2. Les spécificités de la comparaison internationale

Il semble également intéressant de suivre la démarche proposée par les auteurs de l’ouvrage collectif : Stratégie de la comparaison internationale dirigé par M. Lallement et J. Spurk119. En sociologie, la comparaison doit être une combinaison de deux approches. La première repose sur une analyse relationnelle et synchronique qui tient compte de la complexité inhérente à chaque société, c’est-à-dire les relations multiples entre les paramètres utilisés pour la modélisation des sociétés comparées. La deuxième approche est une étude diachronique qui remet les éléments comparés dans leur contexte historique.

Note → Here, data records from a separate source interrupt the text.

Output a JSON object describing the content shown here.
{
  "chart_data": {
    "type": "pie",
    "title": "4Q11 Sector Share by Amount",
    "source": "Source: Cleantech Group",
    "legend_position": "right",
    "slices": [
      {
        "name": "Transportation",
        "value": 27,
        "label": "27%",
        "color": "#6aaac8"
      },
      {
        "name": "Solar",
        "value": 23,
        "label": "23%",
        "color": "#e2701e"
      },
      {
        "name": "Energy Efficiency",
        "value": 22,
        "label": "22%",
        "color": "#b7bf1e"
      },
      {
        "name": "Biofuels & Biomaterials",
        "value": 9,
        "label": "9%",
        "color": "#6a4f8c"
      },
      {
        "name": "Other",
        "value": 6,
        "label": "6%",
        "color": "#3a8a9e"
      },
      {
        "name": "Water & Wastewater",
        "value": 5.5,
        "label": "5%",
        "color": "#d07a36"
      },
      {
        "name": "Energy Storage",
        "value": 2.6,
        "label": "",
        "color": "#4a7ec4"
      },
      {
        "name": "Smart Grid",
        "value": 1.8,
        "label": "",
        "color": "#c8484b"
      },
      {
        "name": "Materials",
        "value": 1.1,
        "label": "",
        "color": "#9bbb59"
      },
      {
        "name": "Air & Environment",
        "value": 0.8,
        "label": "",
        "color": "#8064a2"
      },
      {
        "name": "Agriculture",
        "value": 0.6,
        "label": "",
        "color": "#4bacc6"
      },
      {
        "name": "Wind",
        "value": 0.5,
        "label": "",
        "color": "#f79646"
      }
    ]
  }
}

M. Lallement120 propose d’utiliser le terme de traduction. Le terme n’est pas utilisé comme un concept pour décrire l’activité sociale comme chez M. Callon et B. Latour. Il s’agit d’un outil pour établir une équivalence temporaire entre des espaces différents dans le cadre d’une comparaison internationale. En effet, cette discipline de la linguistique est confrontée à un dilemme similaire à celui de la comparaison internationale : la traduction/trahison. Elle progresse en dressant des équivalences temporaires entre les termes de deux langues différentes qui désignent des objets réels proches même s'ils ne sont pas exactement les mêmes. Cette construction est temporaire et permet une meilleure compréhension de l'autre langue et de sa culture, ce qui permet dans un second temps d’affiner les équivalences. En agissant ainsi, la traduction permet également d'améliorer la compréhension de notre langue en interrogeant les éléments que nous considérons comme normaux. Pour résoudre le dilemme de la traduction, il est nécessaire de construire une histoire de la logique qui nous permette d’éclairer la capacité de l’homme à concevoir des schèmes conceptuels par le biais de conventions et à développer sa connaissance. Il faut comprendre la manière dont l’homme a conçu les traductions en créant des conventions. Ainsi, l’association entre un terme et sa traduction doit rester provisoire et cela nécessite de prendre en compte le poids des conventions socio-historiques.

En ce qui concerne la comparaison internationale, la pertinence scientifique doit donc être limitée au fait de connaître les instruments utilisés pour les construire. Il faut formaliser les « trucs », le « bricolage » qui a été nécessaire pour mettre en parallèle, « traduire » d’un univers à l’autre. M. Lallement conseille donc de fonctionner en tendance et de recourir à la typologie plutôt qu’à la nomologie car fabriquer un modèle élémentaire par segmentation raisonnée permet de transcender les catégories problématiques. Enfin, il faut éviter de tomber dans le piège des catégorisations fixistes.

La méthode qu’il propose est composée de deux étapes : déconstruire et reconstruire. La déconstruction concerne les équivalences sommaires notamment les données statistiques mais également les conventions de passage entre deux sociétés comme l’argent ou la langue. La deuxième étape est la reconstruction. Comme le montre J. Spurk121, le principal problème épistémologique posé par la comparaison internationale est qu’elle oscille entre la logique du « même », c’est-à-dire un point de vue universaliste et celle de « l’autre », c’est-à-dire un point de vue relativiste. Or, pour fonctionner, la comparaison internationale doit mettre en place des parallèles entre deux sociétés complètement différentes. M. Lallement conseille donc de raisonner à la fois en différences et en similitudes entre les termes comparés. Cette reconstruction passe alors par quatre impératifs joints. Le premier est repérer des thématiques communes aux espaces comparés. Le second est de les problématiser à l’aide des catégories analytiques pertinentes pour les espaces étudiés pour en déduire dans un troisième temps des notions transnationales. Enfin, le quatrième point est de mettre en place des outils d’analyse conceptuels qui se réfèrent aux problèmes communs.

Le sujet de notre recherche est centré sur la construction d’un modèle d’analyse du lien entre objet technique et société. La comparaison internationale est utilisée comme un moyen de distinguer ce qui appartient à l’ordre du particulier (propre à un pays) de ce qui est de l’ordre du général (propre aux objets techniques). Dès lors, nous mettons d’avantage l’accent sur la construction de notions transnationales que sur la mise en évidence de différences de problématisation entre les deux espaces observés.

Notes
119.

LALLEMENT M., SPURK J., Stratégie de la comparaison internationale, CNRS édition, Paris, 2003.

120.

LALLEMENT M., « Raison ou trahison ? Éléments de réflexion sur les usages de la comparaison en sociologie », in LALLEMENT M., SPURK J., Stratégie de la comparaison internationale, CNRS édition, Paris, 2003.

121.

SPURK J., « Epistémologie et politique de la comparaison internationale », in LALLEMENT M., SPURK J., Stratégie de la comparaison internationale, CNRS édition, Paris, 2003.